L'Adresse de Brissot à l'Assemblée nationale n'aura pas d'effet immédiat, malgré deux autres tentatives en 1791 et 1792. La Société obtiendra toutefois, le 24 mars 1792, le vote d'un décret accordant l'égalité civique aux hommes libres de couleur. L'abolition de l'esclavage ne sera votée que le 4 février 1794, puis abrogée en 1802 par Napoléon.
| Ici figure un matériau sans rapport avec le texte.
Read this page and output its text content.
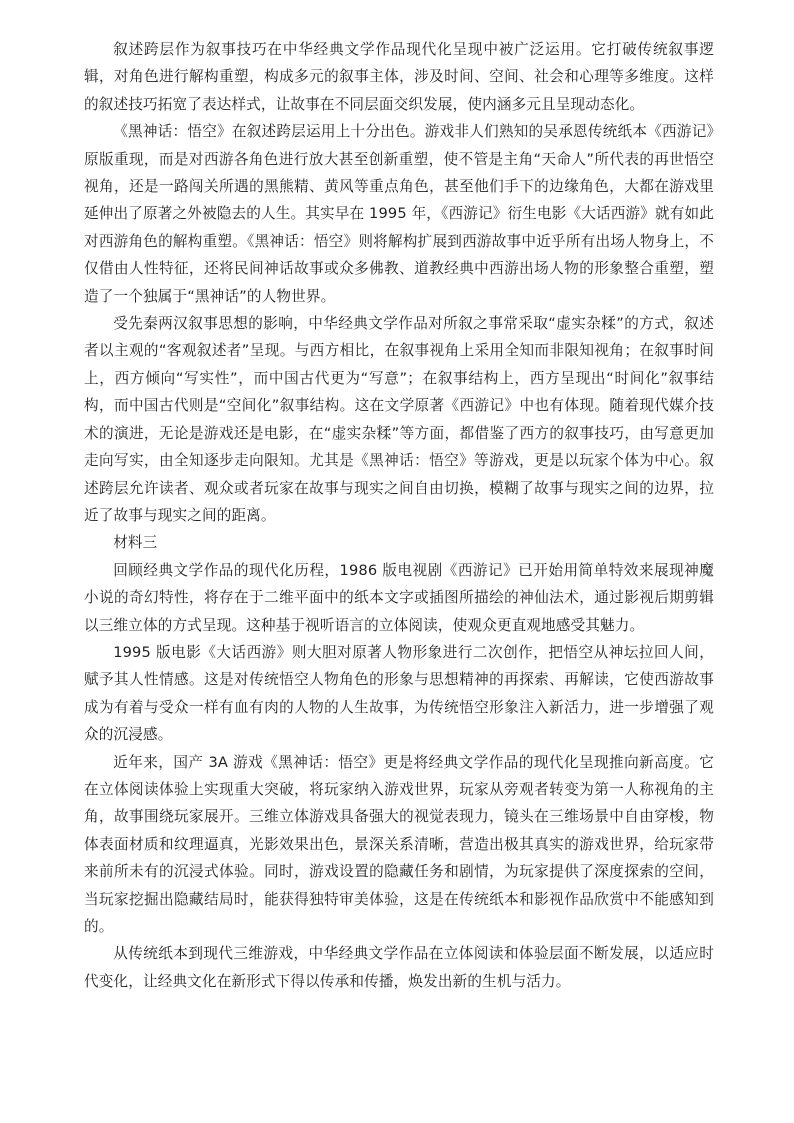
叙述跨层作为叙事技巧在中华经典文学作品现代化呈现中被广泛运用。它打破传统叙事逻辑，对角色进行解构重塑，构成多元的叙事主体，涉及时间、空间、社会和心理等多维度。这样的叙述技巧拓宽了表达样式，让故事在不同层面交织发展，使内涵多元且呈现动态化。

《黑神话：悟空》在叙述跨层运用上十分出色。游戏非人们熟知的吴承恩传统纸本《西游记》原版重现，而是对西游各角色进行放大甚至创新重塑，使不管是主角“天命人”所代表的再世悟空视角，还是一路闯关所遇的黑熊精、黄风等重点角色，甚至他们手下的边缘角色，大都在游戏里延伸出了原著之外被隐去的人生。其实早在 1995 年，《西游记》衍生电影《大话西游》就有如此对西游角色的解构重塑。《黑神话：悟空》则将解构扩展到西游故事中近乎所有出场人物身上，不仅借由人性特征，还将民间神话故事或众多佛教、道教经典中西游出场人物的形象整合重塑，塑造了一个独属于“黑神话”的人物世界。

受先秦两汉叙事思想的影响，中华经典文学作品对所叙之事常采取“虚实杂糅”的方式，叙述者以主观的“客观叙述者”呈现。与西方相比，在叙事视角上采用全知而非限知视角；在叙事时间上，西方倾向“写实性”，而中国古代更为“写意”；在叙事结构上，西方呈现出“时间化”叙事结构，而中国古代则是“空间化”叙事结构。这在文学原著《西游记》中也有体现。随着现代媒介技术的演进，无论是游戏还是电影，在“虚实杂糅”等方面，都借鉴了西方的叙事技巧，由写意更加走向写实，由全知逐步走向限知。尤其是《黑神话：悟空》等游戏，更是以玩家个体为中心。叙述跨层允许读者、观众或者玩家在故事与现实之间自由切换，模糊了故事与现实之间的边界，拉近了故事与现实之间的距离。

材料三

回顾经典文学作品的现代化历程，1986 版电视剧《西游记》已开始用简单特效来展现神魔小说的奇幻特性，将存在于二维平面中的纸本文字或插图所描绘的神仙法术，通过影视后期剪辑以三维立体的方式呈现。这种基于视听语言的立体阅读，使观众更直观地感受其魅力。

1995 版电影《大话西游》则大胆对原著人物形象进行二次创作，把悟空从神坛拉回人间，赋予其人性情感。这是对传统悟空人物角色的形象与思想精神的再探索、再解读，它使西游故事成为有着与受众一样有血有肉的人物的人生故事，为传统悟空形象注入新活力，进一步增强了观众的沉浸感。

近年来，国产 3A 游戏《黑神话：悟空》更是将经典文学作品的现代化呈现推向新高度。它在立体阅读体验上实现重大突破，将玩家纳入游戏世界，玩家从旁观者转变为第一人称视角的主角，故事围绕玩家展开。三维立体游戏具备强大的视觉表现力，镜头在三维场景中自由穿梭，物体表面材质和纹理逼真，光影效果出色，景深关系清晰，营造出极其真实的游戏世界，给玩家带来前所未有的沉浸式体验。同时，游戏设置的隐藏任务和剧情，为玩家提供了深度探索的空间，当玩家挖掘出隐藏结局时，能获得独特审美体验，这是在传统纸本和影视作品欣赏中不能感知到的。

从传统纸本到现代三维游戏，中华经典文学作品在立体阅读和体验层面不断发展，以适应时代变化，让经典文化在新形式下得以传承和传播，焕发出新的生机与活力。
Après une succession de décrets et de lois intermédiaires, ce crime contre l'humanité ne sera définitivement aboli en France que le 27 avril 1848, près de soixante ans après le discours de Brissot.
 
« Eh ne vous laissez pas écarter du devoir que vous impose ici l'humanité, par la crainte de quelque interruption dans les travaux peu nombreux qu'occasionne en France la Traite des Noirs ! Avez-vous écouté cette crainte, lorsque d'une main hardie vous avez renversé tous les abus qui contrariaient une Constitution libre ? Ces abus alimentaient cependant des milliers d'individus ; la commotion causée par cette révolution a jeté toutes les fortunes dans l'incertitude, fait resserrer les capitaux, suspendu presque tous les travaux. Quel mauvais citoyen ose cependant se plaindre de cette suspension nécessaire ? Ce n'était pourtant pas votre sang que versaient vos tyrans ; ils ne violaient pas à chaque instant l'asile de votre maison ; ils ne vous condamnaient pas injustement pour avoir le droit de vous vendre ; ils ne vous arrachaient pas à vos foyers pour vous plonger dans une éternelle captivité, & sur une terre étrangère. Or si, pour recouvrer la liberté, à laquelle sans doute on doit sacrifier la vie même, vous n'avez pas balancé à suspendre le mouvement d'une immense Société, pourriez-vous balancer, lorsqu'il s'agit du sang de milliers d'hommes à suspendre le commerce de quelques individus par la crainte de compromettre leur fortune ? Ils sont pères de famille ! Eh quoi ! ces Nègres ne sont-ils pas pères aussi ? N'ont-ils pas aussi une famille à entretenir ? [...]
 
Hâtez-vous [...] de déclarer vos principes sur cette question, de déclarer à l'univers que vous ne prétendez pas les écarter, lorsqu'il s'agit de l'intérêt d'une autre Nation. L'honneur du nom François l'exige. Les peuples libres d'autres fois ont déshonoré la liberté en consacrant l'esclavage qui leur était profitable. Il est digne de la première Assemblée libre de la France, de consacrer le principe de philanthropie qui ne fait du genre humain qu'une seule famille, de déclarer qu'elle a en horreur ce carnage annuel qui se fait sur les côtes d'Afrique. »
 
A l'heure de la remise en question de certains droits fondamentaux que l'on croyait définitivement acquis, la déclaration de Brissot, fruit d'un combat humaniste de deux cents ans et qui nécessitera encore un demi siècle pour être mené à bien, constitue une étape essentielle du long combat, toujours inachevé, pour la défense et la préservation de la dignité humaine.